The Draft Plan proposes “molder” or “removal” for only about 25 of the 100 structures in Wilderness or Potential Wilderness Additions (PWAs), while allowing for active maintenance or restoration for many others. This is in direct contradiction to the Wilderness Act’s directive that Wildernesses be free of structures, unless those structures are necessary for wilderness protection. The “resource” of national historic significance on Isle Royale is its Wilderness, and that’s what the Park Service must strive to perpetuate!

 

Yet, there is a loud constituency promoting the perpetuation of cabins, lodges, and other structures at the expense of Wilderness. We believe efforts to display the Euro-settlement history of the Island and its remaining structures should focus on the non-wilderness lands in the Park, while the Wilderness is administered as Wilderness. Wilderness Watch made the following points in our comments:

  • In general, we support Alternative C, which best protects Isle Royale’s solitude and wilderness character.
  • Structures in the designated Wilderness portions of Isle Royale should not be maintained or stabilized. Those the Park Service wishes to maintain should be relocated to areas outside of Wilderness where they may be better curated, preserved, and made accessible to the general public.
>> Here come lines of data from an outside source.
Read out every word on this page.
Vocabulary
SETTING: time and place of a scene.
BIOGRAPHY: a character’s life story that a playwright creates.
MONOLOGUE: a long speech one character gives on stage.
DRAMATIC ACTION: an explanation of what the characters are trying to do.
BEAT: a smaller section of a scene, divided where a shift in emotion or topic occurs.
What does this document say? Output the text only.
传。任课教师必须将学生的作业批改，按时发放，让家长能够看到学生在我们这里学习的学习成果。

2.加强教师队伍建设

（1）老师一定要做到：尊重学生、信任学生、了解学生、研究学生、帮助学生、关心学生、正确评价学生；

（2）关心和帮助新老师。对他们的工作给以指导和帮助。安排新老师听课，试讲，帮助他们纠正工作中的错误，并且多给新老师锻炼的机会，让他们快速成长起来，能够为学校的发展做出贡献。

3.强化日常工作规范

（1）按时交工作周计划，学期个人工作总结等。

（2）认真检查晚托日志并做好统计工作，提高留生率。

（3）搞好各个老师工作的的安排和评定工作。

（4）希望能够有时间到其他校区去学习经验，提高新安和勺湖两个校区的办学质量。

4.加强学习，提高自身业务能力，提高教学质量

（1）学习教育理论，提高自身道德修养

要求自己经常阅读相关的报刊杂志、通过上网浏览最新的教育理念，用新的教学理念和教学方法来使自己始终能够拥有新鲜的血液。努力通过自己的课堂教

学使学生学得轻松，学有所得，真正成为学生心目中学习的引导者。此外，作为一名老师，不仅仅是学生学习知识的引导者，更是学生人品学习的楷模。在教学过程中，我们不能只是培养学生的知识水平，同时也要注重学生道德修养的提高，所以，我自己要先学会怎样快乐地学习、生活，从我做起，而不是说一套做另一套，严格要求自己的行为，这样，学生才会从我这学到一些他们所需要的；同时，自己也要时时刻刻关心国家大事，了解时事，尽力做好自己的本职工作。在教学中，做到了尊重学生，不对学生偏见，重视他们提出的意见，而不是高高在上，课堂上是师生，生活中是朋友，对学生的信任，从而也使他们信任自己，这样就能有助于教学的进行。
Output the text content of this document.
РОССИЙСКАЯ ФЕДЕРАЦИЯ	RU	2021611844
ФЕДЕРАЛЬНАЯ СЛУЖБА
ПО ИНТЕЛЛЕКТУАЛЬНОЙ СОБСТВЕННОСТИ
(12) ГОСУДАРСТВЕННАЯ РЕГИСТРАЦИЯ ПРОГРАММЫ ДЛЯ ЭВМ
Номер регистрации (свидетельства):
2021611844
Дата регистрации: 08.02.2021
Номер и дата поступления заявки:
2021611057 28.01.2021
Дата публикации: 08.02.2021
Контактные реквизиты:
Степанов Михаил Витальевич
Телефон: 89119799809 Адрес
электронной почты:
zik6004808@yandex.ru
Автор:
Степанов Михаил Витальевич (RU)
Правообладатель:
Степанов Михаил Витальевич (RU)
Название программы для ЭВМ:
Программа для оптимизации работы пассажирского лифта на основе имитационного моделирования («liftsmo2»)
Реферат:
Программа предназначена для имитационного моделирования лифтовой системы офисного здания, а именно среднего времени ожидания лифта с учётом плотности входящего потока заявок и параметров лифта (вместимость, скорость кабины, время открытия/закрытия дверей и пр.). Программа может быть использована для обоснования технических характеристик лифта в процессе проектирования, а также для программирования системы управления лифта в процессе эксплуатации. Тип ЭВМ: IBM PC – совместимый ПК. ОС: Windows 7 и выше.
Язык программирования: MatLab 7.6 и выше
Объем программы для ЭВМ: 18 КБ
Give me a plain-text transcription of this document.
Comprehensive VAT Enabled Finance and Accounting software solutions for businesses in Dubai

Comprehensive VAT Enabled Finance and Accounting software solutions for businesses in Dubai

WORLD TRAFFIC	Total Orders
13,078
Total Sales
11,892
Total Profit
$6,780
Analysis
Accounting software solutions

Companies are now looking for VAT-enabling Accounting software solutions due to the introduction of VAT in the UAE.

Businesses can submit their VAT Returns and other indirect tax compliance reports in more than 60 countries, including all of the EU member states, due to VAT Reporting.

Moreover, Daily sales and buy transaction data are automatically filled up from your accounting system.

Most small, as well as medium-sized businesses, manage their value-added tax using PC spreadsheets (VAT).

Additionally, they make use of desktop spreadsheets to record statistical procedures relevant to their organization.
Such actions align with the directives of the 1964 Wilderness Act.
  • While we support the conversion of as much of the 93 acres of PWAs to Wilderness, the National Park Service should not reclassify any of the PWAs as designated Wilderness if it plans to maintain any structures on them that are not necessary for the administration of the Wilderness.
  • Commercial uses should be eliminated from the Isle Royale Wilderness.
  • Visitor use in Wilderness should be managed in ways that protects solitude and wilderness character. Alternative C is the best option for limiting large groups and crowding.
  • The Park should remain closed to winter use to allow wildlife a respite from the relatively heavy human presence during spring, summer, and fall.